As the World Health Summit kicked off in Berlin, Germany on Sunday, the Bill & Melinda Gates Foundation announced that it will commit $1.2 billion to help efforts to eradicate polio worldwide. The pledge will support the GPEI's Polio Eradication Stragegy 2022-2026, which aims to end wild poliovirus in the last two endemic countries, Pakistan and Afghanistan. Since the GPEI's foundation in 1988, global incidence of polio has decreased by 99.9 percent thanks to widespread immunization of young children.
That progress has come under threat amid the Covid-19 pandemic, however, as "pandemic-related disruptions, increasing inequalities in access to vaccines, and the diversion of resources from routine immunization are leaving too many children without protection against measles and other vaccine-preventable diseases", the World Health Organization warned earlier this year. Vaccines have been around for a long time and the first one is generally credited to Edward Jenner, an English doctor who injected pus from a cowpox pustule into an incision on an eight-year old's arm on May 14, 1796. The boy then proved immune to smallpox, one of the deadliest diseases at that time.

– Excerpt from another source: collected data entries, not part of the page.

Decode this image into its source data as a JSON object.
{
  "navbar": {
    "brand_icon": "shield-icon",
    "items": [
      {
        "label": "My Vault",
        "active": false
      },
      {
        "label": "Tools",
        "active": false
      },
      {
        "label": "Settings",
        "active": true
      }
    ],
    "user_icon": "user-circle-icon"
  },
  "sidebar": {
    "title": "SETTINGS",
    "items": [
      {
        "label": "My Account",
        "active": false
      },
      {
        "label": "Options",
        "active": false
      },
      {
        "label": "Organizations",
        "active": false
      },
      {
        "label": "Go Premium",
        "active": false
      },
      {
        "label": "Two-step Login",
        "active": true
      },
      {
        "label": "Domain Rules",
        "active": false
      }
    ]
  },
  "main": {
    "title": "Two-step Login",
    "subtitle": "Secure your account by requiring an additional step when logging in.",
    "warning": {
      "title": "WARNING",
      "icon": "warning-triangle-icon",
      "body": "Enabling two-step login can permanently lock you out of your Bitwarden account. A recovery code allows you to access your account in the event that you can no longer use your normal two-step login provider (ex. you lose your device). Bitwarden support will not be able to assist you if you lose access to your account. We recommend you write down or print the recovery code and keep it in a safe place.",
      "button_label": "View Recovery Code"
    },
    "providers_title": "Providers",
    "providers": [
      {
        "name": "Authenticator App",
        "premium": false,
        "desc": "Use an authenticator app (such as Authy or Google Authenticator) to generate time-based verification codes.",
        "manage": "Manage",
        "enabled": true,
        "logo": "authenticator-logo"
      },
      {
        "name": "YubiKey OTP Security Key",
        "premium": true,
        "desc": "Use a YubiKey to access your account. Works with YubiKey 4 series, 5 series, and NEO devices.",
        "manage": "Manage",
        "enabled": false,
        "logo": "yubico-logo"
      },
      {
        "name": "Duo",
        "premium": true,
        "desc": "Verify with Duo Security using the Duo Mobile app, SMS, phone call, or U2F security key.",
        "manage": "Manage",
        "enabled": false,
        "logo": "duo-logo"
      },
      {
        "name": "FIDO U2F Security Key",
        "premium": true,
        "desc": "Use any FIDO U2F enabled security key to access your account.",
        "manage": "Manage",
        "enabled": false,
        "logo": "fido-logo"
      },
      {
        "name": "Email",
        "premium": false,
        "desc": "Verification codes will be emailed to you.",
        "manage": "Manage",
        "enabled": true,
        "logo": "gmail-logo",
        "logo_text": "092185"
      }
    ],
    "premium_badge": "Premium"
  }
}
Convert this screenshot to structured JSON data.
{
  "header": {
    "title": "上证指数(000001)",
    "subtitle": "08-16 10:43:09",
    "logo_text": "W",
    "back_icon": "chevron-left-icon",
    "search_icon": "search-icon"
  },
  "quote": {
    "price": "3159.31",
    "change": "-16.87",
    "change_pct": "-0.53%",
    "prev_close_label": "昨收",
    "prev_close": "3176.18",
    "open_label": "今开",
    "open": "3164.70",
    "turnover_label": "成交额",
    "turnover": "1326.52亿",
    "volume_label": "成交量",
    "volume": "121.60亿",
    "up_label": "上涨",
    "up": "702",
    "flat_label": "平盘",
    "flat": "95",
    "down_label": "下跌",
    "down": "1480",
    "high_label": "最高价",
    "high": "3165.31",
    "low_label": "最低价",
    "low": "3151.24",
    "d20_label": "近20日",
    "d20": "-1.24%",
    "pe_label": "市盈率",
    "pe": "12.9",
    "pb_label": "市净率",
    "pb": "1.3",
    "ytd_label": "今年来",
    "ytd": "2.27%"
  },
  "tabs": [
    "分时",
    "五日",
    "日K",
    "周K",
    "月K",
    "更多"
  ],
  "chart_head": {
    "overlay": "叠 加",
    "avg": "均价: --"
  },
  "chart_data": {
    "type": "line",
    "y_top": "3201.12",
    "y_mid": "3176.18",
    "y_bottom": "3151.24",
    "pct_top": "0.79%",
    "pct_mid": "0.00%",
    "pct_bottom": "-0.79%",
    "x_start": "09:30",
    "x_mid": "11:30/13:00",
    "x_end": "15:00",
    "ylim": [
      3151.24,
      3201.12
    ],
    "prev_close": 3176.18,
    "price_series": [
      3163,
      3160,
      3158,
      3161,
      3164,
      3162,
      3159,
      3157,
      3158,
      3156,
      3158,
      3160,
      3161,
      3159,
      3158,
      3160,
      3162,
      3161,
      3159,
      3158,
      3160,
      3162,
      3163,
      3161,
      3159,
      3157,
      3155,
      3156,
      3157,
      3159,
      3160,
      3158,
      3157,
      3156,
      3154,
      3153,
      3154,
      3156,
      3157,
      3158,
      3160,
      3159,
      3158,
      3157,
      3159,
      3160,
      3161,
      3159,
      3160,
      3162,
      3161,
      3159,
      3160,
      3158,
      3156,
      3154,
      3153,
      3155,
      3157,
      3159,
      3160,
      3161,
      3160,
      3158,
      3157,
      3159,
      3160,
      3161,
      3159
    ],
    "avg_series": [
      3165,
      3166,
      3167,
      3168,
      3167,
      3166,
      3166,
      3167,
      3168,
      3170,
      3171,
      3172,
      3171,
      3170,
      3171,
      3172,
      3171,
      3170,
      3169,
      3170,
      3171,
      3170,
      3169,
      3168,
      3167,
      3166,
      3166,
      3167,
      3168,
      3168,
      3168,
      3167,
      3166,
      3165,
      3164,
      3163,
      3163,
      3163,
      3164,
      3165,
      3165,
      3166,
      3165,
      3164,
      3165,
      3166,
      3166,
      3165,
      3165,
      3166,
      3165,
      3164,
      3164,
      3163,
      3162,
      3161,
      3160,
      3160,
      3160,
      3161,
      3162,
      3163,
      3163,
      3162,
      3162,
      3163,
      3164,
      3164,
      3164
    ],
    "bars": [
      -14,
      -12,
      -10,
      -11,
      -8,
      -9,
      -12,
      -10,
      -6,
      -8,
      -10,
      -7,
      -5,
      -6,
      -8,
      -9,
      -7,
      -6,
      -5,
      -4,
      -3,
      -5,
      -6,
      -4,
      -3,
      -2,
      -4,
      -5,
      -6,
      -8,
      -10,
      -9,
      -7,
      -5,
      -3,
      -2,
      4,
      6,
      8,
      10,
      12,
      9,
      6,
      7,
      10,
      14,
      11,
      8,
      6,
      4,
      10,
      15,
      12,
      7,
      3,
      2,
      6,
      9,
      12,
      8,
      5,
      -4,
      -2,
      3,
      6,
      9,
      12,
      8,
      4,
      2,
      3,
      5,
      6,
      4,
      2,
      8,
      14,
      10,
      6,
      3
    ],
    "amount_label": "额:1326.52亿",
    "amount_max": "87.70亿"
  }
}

Data from the Centers for Disease Control and Prevention shows just how effective vaccines have been in all but eradicating major diseases in the United States. In 2021, there were no reported cases of small pox, diphteria and paralytic polio for example, compared to an annual average of 29,005 cases, 21,053 cases and 16,316 cases in the 20th century, respectively. And even though progress in eradicating measles has stalled in recent years (due in part to growing vaccine skepticism), its morbidity is nowhere near the annual case load seen in the 20th century, when half a million people were infected in an average year. Its prevalence has fallen by more than 99 percent due to vaccinations, along with a whole host of other diseases such as pertussis (whooping cough), mumps and rubella.